Hi all, I know this may sound like a dumb idea, however I figured if anybody would appreciate it, it would be you guys. Okay so In the past when I have tried to induce breeding with cory cats and other south american fish what I have done is lower the water level over the course of a few weeks and increase the temperature. After this "dry season" I would increase the water every day colder to simulate a rainy season. Basically what I am saying is, is there any similar way to simulate a rainy season to induce dart frog breeding. Maybe a way this would work would be to feed less (still adequate however), mist less, and if there are any water features to stop flowing, lower the water level and continue with this idea for a few weeks. After this, would it make sense to fill the water features over a course of time, possibly even overflowing them, increasing food, and misting very frequently. Tell me what you think of this idea, and I am very open to criticism on the idea, I am just starting out in this wonderful hobby! Thank you for taking the time to read this!


----------



## goof901 (Jan 9, 2012)

Many of us do that to induce breeding. Draining and filling water isn't really necessary unless you have a waterfall, which in that case, I am not sure about.... But increasing the amount you feed and the amount you mist will help cycle them into breeding.


----------



## Pumilo (Sep 4, 2010)

Plenty of us play with rainy seasons or dry seasons to influence breeding.

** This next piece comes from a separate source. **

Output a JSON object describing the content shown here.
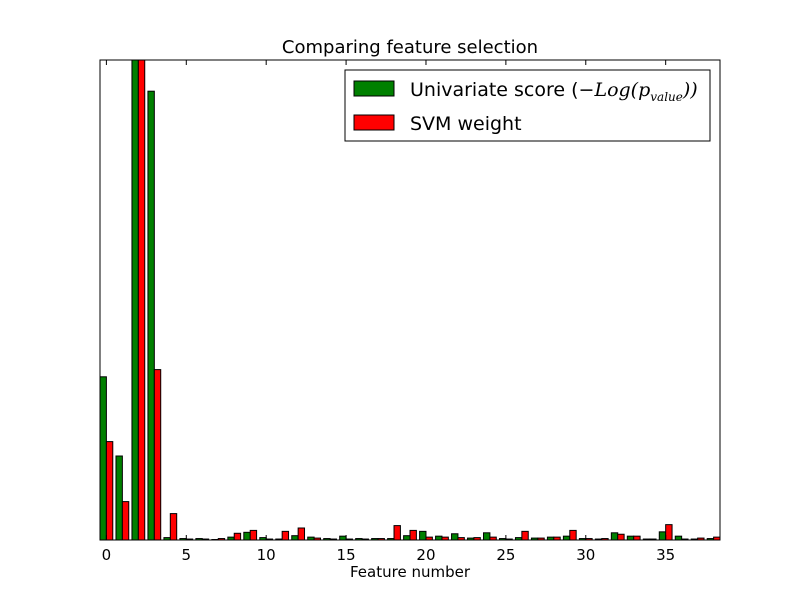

Unfortunately, there is no feasible way to lower the barometric pressure, and that seems to make a difference. When the real rain starts to fall, everybody starts calling and eggs aren't far behind.


----------



## LexisaurusRex (Aug 8, 2013)

Making artificial seasons is the only way some frogs will breed. You can have a dry season with minimal misting for about a month followed by heavy misting. Or just daily heavy misting in general helps with breeding as well. If you're doing full on seasons there's temp changes as well you could look up (like hotter during the dry/wet season) 
On a side note sometimes playing recorded calls of the same species can help move things along to.I taped my phone to the side of my luec tank and played some calls on YouTube and they responded instantly. It's pretty interesting to watch them try to find who's making the call at the very least  
Good luck! 


Sent from my iPhone using Tapatalk - now Free


----------



## Tyler22 (Feb 5, 2012)

Thank you everyone for the input! I just tried playing the calling sound of E. Tricolor and now they're calling! awesome way to see i have at least one male I sure hope to find some eggs some time soon but i guess time will tell! I will try to continue with the heavy misting and if there are no results after the month, I will try a "dry season" and mist less than I am right now, hopefully it works out thanks!


----------



## LexisaurusRex (Aug 8, 2013)

That's awesome! I would love to have a tricolor one day but they're intimidating haha I'm glad you have a confirmed male that's super exciting! Good lucj


Sent from my iPhone using Tapatalk - now Free


----------



## Pumilo (Sep 4, 2010)

Very cool! Congrats.


----------



## Tyler22 (Feb 5, 2012)

Yes, to say it is exciting would be an understatement! Out of the four I have confirmed two males but I think there are three, who constantly call all day and right after lights out (my room sounds like the rainforest). I have been heavily misting and feeding a good amount every day and the results are showing!(however, I believe the female(s) are too young to breed) I might be picking up a breeding group of p. vittatus from one of my customers at work who is expanding his reptile collection however downsizing his frog collection. (I work at a pet store) So I hope these methods will transfer well and get the Vittatus to breed as I would love to keep expanding in this great hobby!


----------